What are distance metrics? (Euclidean, manhattan)

Distance metrics, also known as similiarity metrics, are a function that takes two points (x and y) in an n-dimensional space and has the following properties: symmetry, positivity, and triangle inequality. A Euclidean distance is the simplest (shortest) distance between x and y, while the Manhattan (city block) distance is one in which movement can only be in parallel with the x or y axis.

What is PCA?

Principal Component Analysis (PCA) is a numerical procedure carried out to discover or reduce dimensionality of the data set, identify new meaningful underlying variables, and to magnify the trends in data (increasing separation of poorly correlated elements and bringing highly correlated elements closer together). PCA rotates the data space, aligning the directions of the greatest variability in the data (the first and second principal component) with the x and y axes of the scatter plot.

How can I validate my microarray results?

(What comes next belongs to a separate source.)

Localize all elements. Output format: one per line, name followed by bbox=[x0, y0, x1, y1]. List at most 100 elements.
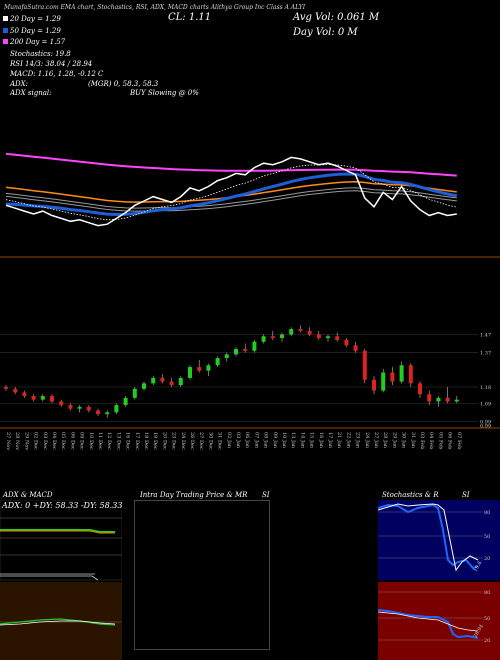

Validation is most often performed by real-time (quantitative) PCR. Validation can also be performed using nanostrings, Bio-Plex assays, and the Ziplex platform. More information about data validation services offered at the UHNMAC can be found here.

What is MIAME?

Minimum Information About Microarray Experiments (MIAME) is a set of guidelines that outlines the minimum information required to interpret unambiguously, and possibly verify, microarray experiments. Visit the Microarray Gene Expression Data Society (MGED) for more information. Brazma, A, et al. Minimum information about a microarray experiment (MIAME), towards standards for microarray data. Nature Genetics, 2001, 30(4):e15

What is gene ontology?

Gene Ontology (GO) is a controlled vocabulary to describe gene and gene product attributes of any organism. The GO project is a collaborative effort to address the need for consistent descriptions of gene products in different databases. The three organising principles of GO are molecular function, biological process and cellular component.